Berlin's Philharmonie impressed me greatly on my last visit, both for its design and its acoustic. If anything, my second trip leaves me more impressed. Initially I was concerned we'd been shortchanged on our tickets: pretty well side on with many of the band facing away, this did not seem like the second price bracket from the top. And yet excellent seats they proved to be, not only providing a fine view of both conductor and soloists but also seemingly not suffering acoustically. Sit in the nearest equivalent seat in Edinburgh's Usher Hall and you'll struggle to hear the cellos properly.
We were there to hear a concert performance of Bizet's opera Carmen, conducted by Simon Rattle and with soloists Magdalena Kozena and Jonas Kaufmann in the lead roles. It is far from being my favourite opera, but when performed as well as this, it made for a thrilling evening.

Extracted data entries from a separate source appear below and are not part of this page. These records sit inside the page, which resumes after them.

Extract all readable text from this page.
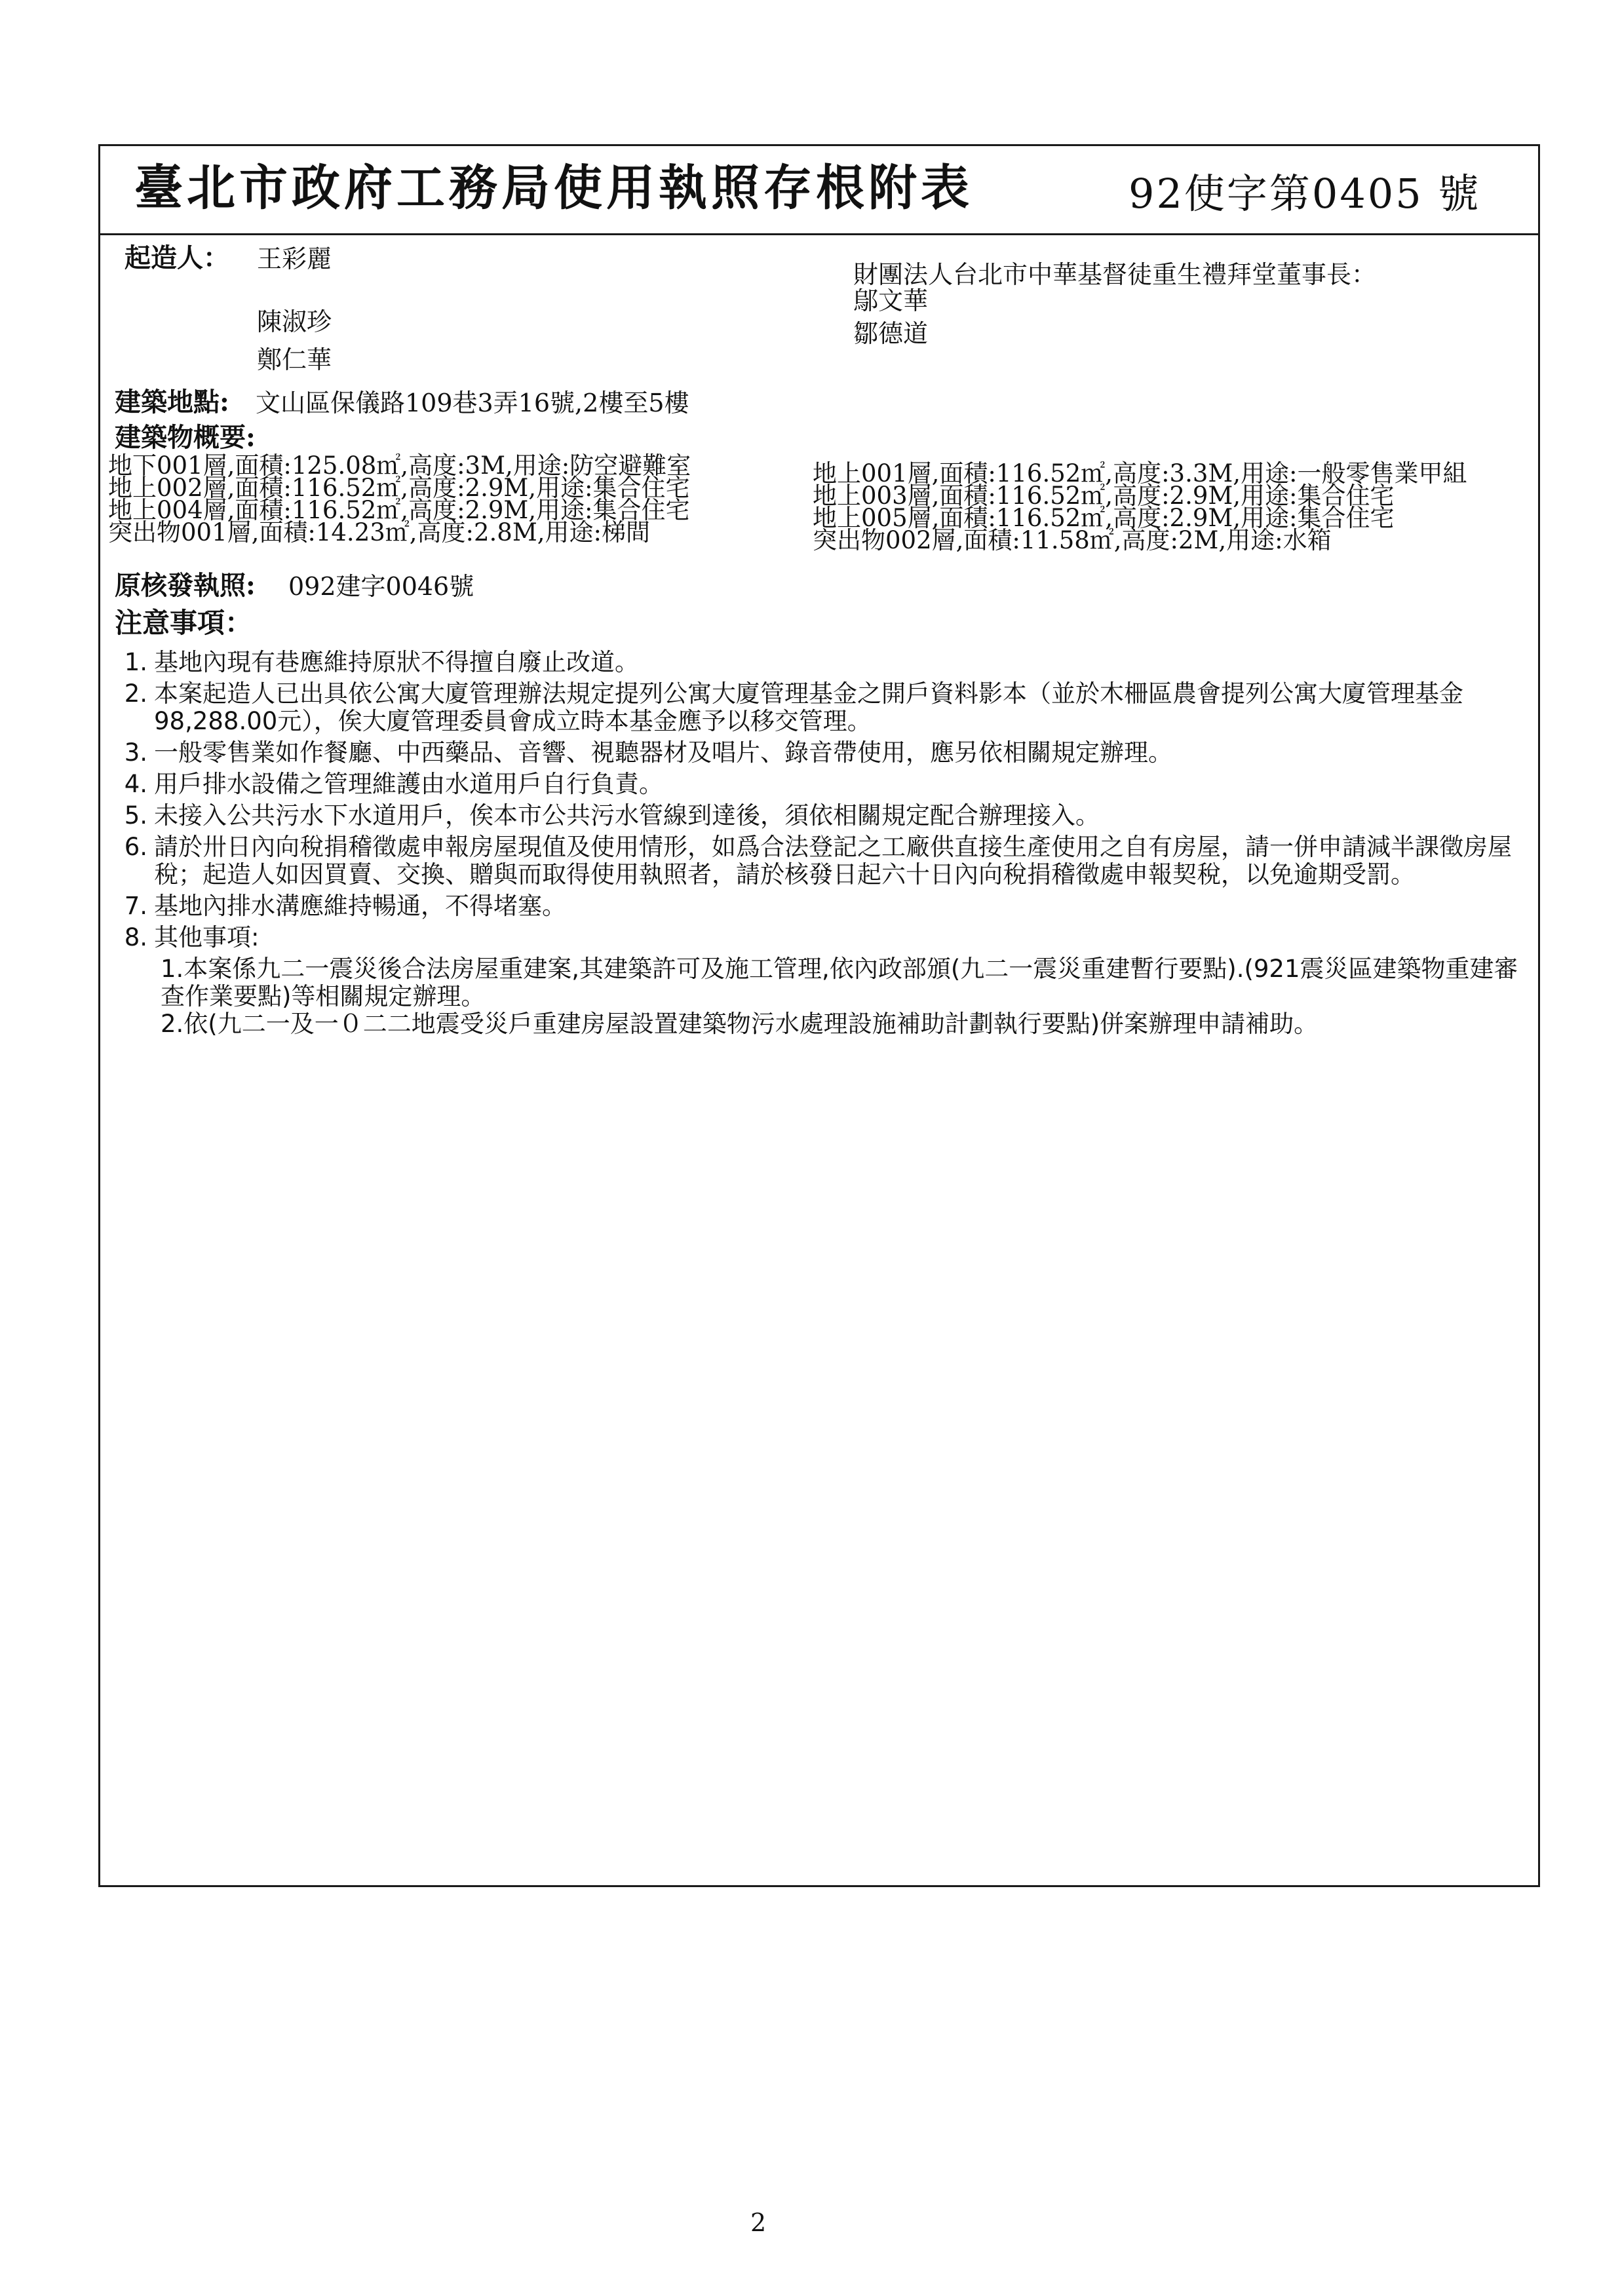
臺北市政府工務局使用執照存根附表	92使字第0405 號
起造人： 王彩麗
陳淑珍
鄭仁華
財團法人台北市中華基督徒重生禮拜堂董事長：
鄔文華
鄒德道
建築地點: 文山區保儀路109巷3弄16號,2樓至5樓
建築物概要:
地下001層,面積:125.08㎡,高度:3M,用途:防空避難室
地上002層,面積:116.52㎡,高度:2.9M,用途:集合住宅
地上004層,面積:116.52㎡,高度:2.9M,用途:集合住宅
突出物001層,面積:14.23㎡,高度:2.8M,用途:梯間
地上001層,面積:116.52㎡,高度:3.3M,用途:一般零售業甲組
地上003層,面積:116.52㎡,高度:2.9M,用途:集合住宅
地上005層,面積:116.52㎡,高度:2.9M,用途:集合住宅
突出物002層,面積:11.58㎡,高度:2M,用途:水箱
原核發執照: 092建字0046號
注意事項：
1. 基地內現有巷應維持原狀不得擅自廢止改道。
2. 本案起造人已出具依公寓大廈管理辦法規定提列公寓大廈管理基金之開戶資料影本（並於木柵區農會提列公寓大廈管理基金98,288.00元），俟大廈管理委員會成立時本基金應予以移交管理。
3. 一般零售業如作餐廳、中西藥品、音響、視聽器材及唱片、錄音帶使用，應另依相關規定辦理。
4. 用戶排水設備之管理維護由水道用戶自行負責。
5. 未接入公共污水下水道用戶，俟本市公共污水管線到達後，須依相關規定配合辦理接入。
6. 請於卅日內向稅捐稽徵處申報房屋現值及使用情形，如爲合法登記之工廠供直接生產使用之自有房屋，請一併申請減半課徵房屋稅；起造人如因買賣、交換、贈與而取得使用執照者，請於核發日起六十日內向稅捐稽徵處申報契稅，以免逾期受罰。
7. 基地內排水溝應維持暢通，不得堵塞。
8. 其他事項:
1.本案係九二一震災後合法房屋重建案,其建築許可及施工管理,依內政部頒(九二一震災重建暫行要點).(921震災區建築物重建審查作業要點)等相關規定辦理。
2.依(九二一及一０二二地震受災戶重建房屋設置建築物污水處理設施補助計劃執行要點)併案辦理申請補助。
2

Kozena dazzled in the title role, in large part due to her dramatic stage presence, whether she was dancing seductively for Don Jose, clicking her castanets, or scornfully rejecting him later on (not to mention her flirtation with some of the wind section). Vocally she was on fine form too.
Kaufmann's singing probably stole the show overall, such as with the power he displayed in a long entry from offstage, building to an impressive climax as he entered. His acting was excellent too, and together they made a compelling pair of lovers.
Perhaps inevitably, the rest of the cast paled somewhat in comparison, though that is not to say they were in any way weak; they weren't. The chorus and the children's chorus of the Staatsoper also sang well.
On the podium, Rattle kept a firm grip on proceedings. Often he took quite brisk tempos, and it is a testament to the skill of the Berliner Philharmoniker that they responded superbly to whatever demands he placed on them.
All told, it was rather a treat and possibly the most satisfying live performance I have attended by this team. Certainly it was well worth having to get up at 6am on a Sunday last month in order to secure the tickets. It will doubtless appear in the digital concert hall in due course and should be well worth checking out when it does.